As with many changes to Facebook, privacy issues abound. Key concerns include: that messages can only be archived and not deleted, how much information will be kept about non-Facebook users who contact you at your Facebook address, and exactly how your emails’ content may or may not be tied in to advertising content. Facebook’s already patchy history of privacy concerns and communication with its users won’t do it any favours here.
However, assuming you’re happy to use Facebook Messages for all your online communication needs – and many people will be – how easy is it to use? It’s early days, and there are bound to be a few teething problems, but we’ve put the mail system through its paces.
TALK TO THE FACE
It’s easy to set up and every stage is clearly annotated and explained. Any step in the process can be skipped and dealt with later – this also means that you don’t have to create a Facebook email address at all if you don’t want one.
It’s very easy to get started
The first step is to register your Facebook email address. Ideally, you’ll want your real name, but the more popular ones have already gone, as our Tom Morgan discovered. Those of us with more unusual names are less likely to run into trouble.
The main interface for your Facebook Messages account is a slightly sleeker version of its previous incarnation. It’s been divided into two sections: Messages and Other. Messages contains only private messages from your Facebook friends.

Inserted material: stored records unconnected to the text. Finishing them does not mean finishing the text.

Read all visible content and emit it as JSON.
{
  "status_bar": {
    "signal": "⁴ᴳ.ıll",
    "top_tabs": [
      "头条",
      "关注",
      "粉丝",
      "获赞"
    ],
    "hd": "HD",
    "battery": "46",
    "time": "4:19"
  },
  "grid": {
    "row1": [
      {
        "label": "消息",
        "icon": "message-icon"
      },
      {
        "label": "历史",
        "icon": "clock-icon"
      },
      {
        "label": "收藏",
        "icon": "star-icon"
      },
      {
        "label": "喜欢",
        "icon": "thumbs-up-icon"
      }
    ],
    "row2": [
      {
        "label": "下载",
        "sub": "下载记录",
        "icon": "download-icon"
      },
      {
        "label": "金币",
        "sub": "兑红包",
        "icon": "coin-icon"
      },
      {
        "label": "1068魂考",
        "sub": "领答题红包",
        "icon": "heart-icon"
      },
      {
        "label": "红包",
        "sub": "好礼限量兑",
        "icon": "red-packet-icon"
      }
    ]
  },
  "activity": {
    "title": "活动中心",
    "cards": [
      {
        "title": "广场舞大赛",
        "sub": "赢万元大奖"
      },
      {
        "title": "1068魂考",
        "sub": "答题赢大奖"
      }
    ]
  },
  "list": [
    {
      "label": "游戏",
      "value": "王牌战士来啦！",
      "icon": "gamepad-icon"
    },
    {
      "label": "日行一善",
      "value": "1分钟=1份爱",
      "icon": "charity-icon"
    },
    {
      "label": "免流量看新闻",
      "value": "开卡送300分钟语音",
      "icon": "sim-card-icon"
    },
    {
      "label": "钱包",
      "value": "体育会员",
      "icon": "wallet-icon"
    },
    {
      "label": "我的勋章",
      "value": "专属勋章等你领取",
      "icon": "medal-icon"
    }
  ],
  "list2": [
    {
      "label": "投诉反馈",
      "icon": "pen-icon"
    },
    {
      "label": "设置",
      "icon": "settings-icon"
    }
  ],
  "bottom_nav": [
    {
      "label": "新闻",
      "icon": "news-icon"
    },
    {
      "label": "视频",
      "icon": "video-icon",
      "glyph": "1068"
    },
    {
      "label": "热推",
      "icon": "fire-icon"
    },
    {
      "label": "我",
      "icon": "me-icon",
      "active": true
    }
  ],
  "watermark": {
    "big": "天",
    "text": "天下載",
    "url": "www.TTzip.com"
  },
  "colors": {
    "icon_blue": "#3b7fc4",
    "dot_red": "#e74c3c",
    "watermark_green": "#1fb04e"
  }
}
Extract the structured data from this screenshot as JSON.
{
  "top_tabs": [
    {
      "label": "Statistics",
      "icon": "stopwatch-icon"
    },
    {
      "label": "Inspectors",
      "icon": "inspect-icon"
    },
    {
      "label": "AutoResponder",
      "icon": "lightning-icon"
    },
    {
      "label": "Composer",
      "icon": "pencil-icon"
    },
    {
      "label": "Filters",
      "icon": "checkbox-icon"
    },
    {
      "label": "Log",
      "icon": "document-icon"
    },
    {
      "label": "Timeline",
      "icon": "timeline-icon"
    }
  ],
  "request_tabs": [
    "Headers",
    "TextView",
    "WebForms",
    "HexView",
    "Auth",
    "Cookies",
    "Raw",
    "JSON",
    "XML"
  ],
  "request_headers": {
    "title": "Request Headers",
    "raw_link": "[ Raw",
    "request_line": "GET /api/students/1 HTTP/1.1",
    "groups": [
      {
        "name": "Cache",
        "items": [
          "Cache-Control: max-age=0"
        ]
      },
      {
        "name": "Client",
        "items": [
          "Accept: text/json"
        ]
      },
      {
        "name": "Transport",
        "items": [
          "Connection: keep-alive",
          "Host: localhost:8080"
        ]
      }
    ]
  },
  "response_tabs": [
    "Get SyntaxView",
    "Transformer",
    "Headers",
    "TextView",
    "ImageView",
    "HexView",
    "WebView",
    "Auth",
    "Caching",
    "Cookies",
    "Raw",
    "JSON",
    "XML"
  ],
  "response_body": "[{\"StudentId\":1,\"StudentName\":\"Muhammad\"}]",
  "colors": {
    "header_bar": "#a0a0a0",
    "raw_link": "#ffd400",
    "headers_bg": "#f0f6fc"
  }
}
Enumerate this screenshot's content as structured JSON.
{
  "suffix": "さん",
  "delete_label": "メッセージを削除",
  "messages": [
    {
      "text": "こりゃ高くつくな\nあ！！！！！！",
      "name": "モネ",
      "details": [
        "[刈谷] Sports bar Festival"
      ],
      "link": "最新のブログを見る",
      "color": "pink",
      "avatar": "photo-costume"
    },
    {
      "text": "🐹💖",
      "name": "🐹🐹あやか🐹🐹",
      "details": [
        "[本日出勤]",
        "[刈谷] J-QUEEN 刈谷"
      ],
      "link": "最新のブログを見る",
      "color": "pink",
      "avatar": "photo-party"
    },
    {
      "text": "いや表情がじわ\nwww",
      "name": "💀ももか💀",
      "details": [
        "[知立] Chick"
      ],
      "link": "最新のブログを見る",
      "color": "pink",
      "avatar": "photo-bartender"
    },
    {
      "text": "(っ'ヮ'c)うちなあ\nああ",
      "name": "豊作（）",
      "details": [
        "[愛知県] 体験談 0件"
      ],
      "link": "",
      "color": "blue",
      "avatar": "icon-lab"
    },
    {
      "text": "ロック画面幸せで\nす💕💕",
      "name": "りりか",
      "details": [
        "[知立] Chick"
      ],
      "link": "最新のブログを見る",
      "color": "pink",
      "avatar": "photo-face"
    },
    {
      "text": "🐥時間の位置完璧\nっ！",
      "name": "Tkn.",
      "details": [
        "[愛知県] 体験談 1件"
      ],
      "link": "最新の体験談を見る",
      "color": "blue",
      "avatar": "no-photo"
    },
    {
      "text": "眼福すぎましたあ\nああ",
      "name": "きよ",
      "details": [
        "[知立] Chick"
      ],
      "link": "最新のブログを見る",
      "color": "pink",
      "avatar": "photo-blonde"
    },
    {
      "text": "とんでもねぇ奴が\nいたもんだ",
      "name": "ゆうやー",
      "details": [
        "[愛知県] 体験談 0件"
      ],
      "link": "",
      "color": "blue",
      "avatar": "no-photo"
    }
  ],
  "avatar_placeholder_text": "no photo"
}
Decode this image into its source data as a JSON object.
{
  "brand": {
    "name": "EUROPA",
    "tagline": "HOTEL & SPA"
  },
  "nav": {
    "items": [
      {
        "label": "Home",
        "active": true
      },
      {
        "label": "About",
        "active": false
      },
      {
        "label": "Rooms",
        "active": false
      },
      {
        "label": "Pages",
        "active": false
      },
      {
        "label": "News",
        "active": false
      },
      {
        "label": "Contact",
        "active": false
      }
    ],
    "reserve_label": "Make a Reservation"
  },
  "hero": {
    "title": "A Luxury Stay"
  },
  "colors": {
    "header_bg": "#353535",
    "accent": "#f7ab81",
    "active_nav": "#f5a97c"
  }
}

The Other section includes emails from non-Facebook users, as well as all the messages from Facebook Groups that you’re a member of. If you subscribe to a large number of groups, the Other index will be cluttered before you even start receiving emails.
In both the Messages and Other sections, all messages from the same source are run together into a single conversational thread, including older messages that were previously divided by subject. This has more in common with the way iOS and Android smartphones handle text messages than with any traditional email client, and we found it intensely annoying. Because of the lack of subject headers, messages sent to non-Facebook email addresses are always headed “Conversation with [your name]”.
No subject headers for Facebook
The lack of subject headers makes Facebook Messages a poor candidate if you like to carry on multiple discussions about different topics with a single person or group of persons, but its simplicity will doubtless appeal to many users, particularly those who never got to grips with the structure of traditional emails in the first place. An effective search box makes it easy to find individual messages if you know what keywords to look for.